I take the point and cannot watch Ordinary People or Sling Blade (do your own psychoanalysis on that one). And then one recalls Oscar Wilde's imperishable line:

One must have a heart of stone to read the death of little Nell without laughing.

And one feels a little better.

The Caffeinated World

CoffeePerCapita

Yglesias searches for a good cup of coffee:

The Swedes are actually a bit less coffee-mad than the Finns, Norwegians, Danes, or Icelanders but as you can see here all the Nordic peoples drink a ton of coffee, in the Swedish case a bit less than twice as much per capita as Americans do…Personally, I drink way more coffee than the average American and find this aspect of Swedish life congenial. Even I, however, had to balk at the extreme quantity of coffee I was served in Finland where consumption is absolutely off the charts.

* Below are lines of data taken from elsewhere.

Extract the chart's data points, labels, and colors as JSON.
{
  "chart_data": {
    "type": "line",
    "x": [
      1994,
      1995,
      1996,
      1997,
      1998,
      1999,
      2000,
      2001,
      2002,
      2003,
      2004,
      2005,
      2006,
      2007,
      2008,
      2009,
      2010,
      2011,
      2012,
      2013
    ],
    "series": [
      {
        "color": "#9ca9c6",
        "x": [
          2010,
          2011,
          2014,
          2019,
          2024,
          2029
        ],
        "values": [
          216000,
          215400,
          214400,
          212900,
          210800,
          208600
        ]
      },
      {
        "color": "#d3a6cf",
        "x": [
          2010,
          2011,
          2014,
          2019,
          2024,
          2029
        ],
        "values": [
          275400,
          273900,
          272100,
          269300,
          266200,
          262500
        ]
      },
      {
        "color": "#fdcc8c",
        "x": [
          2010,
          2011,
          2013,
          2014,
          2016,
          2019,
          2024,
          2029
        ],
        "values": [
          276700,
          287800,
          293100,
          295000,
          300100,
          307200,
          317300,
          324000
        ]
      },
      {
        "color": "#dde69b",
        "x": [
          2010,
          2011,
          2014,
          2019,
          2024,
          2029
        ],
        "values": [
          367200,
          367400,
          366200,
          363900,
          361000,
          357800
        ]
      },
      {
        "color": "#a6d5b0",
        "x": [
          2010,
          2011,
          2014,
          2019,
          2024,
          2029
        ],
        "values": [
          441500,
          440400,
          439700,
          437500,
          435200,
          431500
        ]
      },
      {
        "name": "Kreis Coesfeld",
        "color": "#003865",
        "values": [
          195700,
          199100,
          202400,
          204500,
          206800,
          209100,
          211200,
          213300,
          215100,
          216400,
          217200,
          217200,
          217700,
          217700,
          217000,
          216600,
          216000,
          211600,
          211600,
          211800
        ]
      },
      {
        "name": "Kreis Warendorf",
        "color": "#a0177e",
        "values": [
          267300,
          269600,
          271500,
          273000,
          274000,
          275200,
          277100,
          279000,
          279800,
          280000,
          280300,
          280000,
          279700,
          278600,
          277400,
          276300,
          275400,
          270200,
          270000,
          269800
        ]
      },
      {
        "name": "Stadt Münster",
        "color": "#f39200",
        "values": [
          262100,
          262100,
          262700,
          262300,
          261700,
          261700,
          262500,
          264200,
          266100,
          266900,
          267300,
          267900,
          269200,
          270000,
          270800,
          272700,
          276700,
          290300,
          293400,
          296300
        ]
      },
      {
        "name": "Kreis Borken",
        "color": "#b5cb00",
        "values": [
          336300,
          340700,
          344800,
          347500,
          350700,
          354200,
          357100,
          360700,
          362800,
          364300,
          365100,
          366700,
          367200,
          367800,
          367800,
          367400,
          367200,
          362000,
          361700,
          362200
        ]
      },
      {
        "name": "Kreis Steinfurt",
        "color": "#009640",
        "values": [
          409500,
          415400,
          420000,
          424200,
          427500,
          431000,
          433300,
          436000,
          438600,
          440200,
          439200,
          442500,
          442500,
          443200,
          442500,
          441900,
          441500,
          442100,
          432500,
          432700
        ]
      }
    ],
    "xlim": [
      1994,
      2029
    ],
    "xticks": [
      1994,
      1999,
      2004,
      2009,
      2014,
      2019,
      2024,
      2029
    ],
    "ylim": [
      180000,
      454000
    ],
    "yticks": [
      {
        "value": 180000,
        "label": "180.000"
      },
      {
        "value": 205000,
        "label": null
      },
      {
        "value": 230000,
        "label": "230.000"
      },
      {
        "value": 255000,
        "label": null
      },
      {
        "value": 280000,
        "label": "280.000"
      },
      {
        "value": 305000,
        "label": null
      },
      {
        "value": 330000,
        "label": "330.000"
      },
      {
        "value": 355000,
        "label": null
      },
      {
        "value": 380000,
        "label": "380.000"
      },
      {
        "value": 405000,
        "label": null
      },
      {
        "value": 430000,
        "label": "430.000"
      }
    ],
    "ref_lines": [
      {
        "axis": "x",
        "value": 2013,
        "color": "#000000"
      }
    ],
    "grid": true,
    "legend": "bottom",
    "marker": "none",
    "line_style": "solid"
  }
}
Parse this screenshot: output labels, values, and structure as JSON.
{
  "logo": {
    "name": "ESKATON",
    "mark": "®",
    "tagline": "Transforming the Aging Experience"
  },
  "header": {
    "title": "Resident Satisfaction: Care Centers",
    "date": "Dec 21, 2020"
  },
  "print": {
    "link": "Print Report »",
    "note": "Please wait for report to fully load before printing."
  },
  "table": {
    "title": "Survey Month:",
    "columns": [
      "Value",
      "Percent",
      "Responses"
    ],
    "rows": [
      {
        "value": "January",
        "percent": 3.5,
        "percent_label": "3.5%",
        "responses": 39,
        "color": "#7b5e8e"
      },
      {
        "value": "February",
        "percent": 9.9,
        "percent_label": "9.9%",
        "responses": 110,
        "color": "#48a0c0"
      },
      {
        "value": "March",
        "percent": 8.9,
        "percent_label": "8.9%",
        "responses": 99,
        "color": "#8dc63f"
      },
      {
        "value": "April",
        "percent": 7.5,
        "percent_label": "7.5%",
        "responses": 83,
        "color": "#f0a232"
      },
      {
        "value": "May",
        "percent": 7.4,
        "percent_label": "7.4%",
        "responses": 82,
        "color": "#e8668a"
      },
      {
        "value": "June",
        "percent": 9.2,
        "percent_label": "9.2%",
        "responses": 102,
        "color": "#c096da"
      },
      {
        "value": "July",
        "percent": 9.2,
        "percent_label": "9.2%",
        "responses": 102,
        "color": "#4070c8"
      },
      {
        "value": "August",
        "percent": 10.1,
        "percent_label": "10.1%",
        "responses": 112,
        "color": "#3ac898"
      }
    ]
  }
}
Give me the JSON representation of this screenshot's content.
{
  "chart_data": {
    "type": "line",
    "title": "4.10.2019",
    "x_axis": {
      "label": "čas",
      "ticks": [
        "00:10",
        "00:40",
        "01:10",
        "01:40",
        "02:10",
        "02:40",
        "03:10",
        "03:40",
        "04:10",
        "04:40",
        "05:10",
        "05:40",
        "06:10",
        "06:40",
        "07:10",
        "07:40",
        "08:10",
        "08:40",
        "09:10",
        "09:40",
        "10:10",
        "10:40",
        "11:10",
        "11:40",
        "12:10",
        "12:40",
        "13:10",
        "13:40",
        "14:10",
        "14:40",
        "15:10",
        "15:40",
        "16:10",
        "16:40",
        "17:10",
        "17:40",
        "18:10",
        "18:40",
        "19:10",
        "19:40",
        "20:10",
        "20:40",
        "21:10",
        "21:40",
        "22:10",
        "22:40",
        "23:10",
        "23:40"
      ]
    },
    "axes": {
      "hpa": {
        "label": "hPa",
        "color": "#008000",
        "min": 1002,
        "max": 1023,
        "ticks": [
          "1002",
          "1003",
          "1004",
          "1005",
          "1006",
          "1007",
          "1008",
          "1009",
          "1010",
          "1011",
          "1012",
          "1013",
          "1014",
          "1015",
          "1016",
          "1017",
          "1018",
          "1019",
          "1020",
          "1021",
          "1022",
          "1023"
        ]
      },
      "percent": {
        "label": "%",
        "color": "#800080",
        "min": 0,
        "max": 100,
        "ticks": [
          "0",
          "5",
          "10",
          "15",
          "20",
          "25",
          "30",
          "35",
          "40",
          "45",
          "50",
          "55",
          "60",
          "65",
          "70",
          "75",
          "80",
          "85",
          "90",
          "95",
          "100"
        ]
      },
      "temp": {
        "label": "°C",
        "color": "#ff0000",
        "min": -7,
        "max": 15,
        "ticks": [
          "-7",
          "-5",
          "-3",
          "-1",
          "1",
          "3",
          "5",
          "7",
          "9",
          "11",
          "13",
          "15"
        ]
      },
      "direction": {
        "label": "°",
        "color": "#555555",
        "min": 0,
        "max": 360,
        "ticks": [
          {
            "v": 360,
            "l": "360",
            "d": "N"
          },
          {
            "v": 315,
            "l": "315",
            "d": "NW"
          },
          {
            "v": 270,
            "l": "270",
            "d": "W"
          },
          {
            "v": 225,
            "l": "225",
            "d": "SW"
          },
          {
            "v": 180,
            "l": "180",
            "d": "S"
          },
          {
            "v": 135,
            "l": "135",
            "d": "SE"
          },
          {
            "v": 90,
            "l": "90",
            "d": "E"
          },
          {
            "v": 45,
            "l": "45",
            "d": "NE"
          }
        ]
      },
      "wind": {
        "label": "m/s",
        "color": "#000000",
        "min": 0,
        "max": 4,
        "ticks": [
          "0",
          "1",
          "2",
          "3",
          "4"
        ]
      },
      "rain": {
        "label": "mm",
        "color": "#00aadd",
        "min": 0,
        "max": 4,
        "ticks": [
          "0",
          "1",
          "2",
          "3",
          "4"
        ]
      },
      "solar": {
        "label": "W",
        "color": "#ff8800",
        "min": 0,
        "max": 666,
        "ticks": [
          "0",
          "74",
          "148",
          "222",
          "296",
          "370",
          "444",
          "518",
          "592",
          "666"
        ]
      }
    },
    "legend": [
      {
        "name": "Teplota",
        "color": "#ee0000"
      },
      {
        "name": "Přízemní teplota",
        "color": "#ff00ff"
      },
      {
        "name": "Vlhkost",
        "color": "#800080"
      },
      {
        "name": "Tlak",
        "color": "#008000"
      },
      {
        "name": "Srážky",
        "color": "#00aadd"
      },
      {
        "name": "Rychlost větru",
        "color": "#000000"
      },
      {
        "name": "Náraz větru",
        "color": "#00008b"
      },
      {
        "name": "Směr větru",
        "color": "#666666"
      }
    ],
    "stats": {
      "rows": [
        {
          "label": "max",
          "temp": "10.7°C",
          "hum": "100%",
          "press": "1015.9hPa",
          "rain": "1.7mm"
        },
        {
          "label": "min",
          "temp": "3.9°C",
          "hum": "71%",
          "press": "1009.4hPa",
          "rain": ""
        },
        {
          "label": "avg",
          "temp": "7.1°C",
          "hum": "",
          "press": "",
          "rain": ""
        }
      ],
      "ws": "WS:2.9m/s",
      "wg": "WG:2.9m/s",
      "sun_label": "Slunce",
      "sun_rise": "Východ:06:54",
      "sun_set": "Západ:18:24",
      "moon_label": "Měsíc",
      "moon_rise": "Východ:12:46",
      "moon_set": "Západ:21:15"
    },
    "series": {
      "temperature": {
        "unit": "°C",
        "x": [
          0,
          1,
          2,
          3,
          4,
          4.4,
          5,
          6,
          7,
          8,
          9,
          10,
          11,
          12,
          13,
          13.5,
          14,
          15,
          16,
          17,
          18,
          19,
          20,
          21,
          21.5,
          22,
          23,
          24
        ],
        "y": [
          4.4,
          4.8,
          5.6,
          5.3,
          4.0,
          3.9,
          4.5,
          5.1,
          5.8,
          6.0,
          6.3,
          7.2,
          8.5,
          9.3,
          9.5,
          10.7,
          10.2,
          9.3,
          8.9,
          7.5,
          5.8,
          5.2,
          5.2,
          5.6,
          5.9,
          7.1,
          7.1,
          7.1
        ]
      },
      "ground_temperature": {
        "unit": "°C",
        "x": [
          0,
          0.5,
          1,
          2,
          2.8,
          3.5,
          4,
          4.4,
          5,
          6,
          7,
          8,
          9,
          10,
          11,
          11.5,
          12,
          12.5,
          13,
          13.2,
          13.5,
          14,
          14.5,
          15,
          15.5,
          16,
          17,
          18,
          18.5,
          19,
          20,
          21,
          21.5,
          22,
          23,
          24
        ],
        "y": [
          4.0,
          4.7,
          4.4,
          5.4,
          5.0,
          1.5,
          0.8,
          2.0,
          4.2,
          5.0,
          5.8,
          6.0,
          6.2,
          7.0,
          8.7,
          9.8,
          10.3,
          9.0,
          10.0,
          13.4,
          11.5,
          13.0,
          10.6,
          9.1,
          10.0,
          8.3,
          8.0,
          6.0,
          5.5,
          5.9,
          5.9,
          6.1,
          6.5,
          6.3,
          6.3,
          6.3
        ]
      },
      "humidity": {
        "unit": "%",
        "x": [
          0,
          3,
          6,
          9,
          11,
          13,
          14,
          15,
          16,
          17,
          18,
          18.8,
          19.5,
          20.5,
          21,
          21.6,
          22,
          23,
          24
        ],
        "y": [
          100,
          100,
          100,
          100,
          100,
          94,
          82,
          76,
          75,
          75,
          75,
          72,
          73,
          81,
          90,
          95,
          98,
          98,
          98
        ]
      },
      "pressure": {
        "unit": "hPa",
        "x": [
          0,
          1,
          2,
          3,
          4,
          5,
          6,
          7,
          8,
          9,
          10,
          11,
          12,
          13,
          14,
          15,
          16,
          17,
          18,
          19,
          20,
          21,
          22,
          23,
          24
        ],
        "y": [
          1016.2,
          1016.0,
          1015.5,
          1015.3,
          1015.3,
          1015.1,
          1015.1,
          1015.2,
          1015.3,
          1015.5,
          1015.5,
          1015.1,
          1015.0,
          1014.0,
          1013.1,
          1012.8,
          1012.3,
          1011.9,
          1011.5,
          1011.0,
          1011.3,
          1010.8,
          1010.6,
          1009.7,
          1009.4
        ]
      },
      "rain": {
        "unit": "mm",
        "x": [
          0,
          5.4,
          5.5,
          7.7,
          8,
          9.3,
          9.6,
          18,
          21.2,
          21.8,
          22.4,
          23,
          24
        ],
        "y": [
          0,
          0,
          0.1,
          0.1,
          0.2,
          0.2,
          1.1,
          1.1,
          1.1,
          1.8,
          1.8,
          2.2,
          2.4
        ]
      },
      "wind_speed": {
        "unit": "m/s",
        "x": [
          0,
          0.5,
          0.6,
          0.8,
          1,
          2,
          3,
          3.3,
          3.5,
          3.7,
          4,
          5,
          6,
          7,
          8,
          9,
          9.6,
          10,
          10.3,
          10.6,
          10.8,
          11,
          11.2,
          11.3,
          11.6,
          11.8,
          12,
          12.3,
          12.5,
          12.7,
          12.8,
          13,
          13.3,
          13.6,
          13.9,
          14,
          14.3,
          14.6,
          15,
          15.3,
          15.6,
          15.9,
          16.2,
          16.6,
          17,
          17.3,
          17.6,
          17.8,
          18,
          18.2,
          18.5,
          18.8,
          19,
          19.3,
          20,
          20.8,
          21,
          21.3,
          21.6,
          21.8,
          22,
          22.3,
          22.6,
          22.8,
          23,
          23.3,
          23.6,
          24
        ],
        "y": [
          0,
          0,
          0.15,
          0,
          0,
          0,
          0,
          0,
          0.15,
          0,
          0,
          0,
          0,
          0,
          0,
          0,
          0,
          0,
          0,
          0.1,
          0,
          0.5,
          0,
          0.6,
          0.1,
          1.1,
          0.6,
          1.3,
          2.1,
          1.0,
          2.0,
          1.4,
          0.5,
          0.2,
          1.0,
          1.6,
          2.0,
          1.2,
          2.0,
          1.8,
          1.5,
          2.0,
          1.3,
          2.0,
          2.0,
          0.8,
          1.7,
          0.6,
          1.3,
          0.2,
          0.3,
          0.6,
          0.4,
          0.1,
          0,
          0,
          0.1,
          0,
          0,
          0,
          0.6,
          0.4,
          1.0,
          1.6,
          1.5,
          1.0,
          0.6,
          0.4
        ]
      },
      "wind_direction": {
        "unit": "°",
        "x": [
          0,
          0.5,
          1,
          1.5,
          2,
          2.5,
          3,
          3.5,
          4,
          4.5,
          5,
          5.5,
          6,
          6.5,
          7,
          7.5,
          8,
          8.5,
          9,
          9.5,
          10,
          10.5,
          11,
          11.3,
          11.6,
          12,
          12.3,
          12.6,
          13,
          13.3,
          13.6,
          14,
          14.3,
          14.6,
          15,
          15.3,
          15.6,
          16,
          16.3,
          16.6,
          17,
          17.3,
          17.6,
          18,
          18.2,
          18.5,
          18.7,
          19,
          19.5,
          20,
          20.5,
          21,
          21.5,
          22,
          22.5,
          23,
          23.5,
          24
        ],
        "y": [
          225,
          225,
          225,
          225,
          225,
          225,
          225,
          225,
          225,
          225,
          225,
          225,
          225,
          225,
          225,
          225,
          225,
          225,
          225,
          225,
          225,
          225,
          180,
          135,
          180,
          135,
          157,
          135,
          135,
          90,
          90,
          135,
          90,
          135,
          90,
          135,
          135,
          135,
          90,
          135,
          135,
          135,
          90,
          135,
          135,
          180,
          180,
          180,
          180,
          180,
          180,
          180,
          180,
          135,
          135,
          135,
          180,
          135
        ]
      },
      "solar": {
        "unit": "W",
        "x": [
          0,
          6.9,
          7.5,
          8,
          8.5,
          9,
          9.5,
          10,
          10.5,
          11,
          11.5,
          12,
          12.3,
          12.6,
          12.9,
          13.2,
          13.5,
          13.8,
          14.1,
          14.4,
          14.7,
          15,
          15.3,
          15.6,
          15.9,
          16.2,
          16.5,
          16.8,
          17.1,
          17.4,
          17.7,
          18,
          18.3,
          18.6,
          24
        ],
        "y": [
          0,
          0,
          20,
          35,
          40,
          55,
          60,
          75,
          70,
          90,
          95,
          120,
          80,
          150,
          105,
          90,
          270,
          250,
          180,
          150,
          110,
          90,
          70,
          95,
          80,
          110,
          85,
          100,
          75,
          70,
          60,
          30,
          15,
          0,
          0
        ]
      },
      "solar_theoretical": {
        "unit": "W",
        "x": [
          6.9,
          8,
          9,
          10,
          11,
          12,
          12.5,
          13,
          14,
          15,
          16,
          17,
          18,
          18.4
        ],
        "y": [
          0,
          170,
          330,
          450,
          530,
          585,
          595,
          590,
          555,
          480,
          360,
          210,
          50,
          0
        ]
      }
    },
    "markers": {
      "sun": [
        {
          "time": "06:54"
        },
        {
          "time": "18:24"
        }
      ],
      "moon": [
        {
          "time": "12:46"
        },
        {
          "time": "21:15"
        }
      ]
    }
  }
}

China, conversely, has been a real coffee dystopia where American junketeers stagger about zombie-like and decaffeinated.

The Pre-Obituary

P. J. O'Rourke wants to implement it:

With the Pre-Obituary we can abandon pusillanimous constraint and false hope and say what we think about the lives of public nuisances when their lives are not yet a dead letter. And we won’t be stuck in the treacle of nostalgia and sentiment. We won’t find ourselves saying of some oaf, “His like will not pass this way again.” Or, if we do say it, we can comfortably add, “Thank God!” The precept of Diogenes isn’t “Do not speak ill of the living.”

Or we can do it all while the corpse is still warm and be done with it. One little innovation I tried at TNR when I was editor was an honest obituary column, called "Now That You've Gone." It didn't last, of course. But it was fun for a while.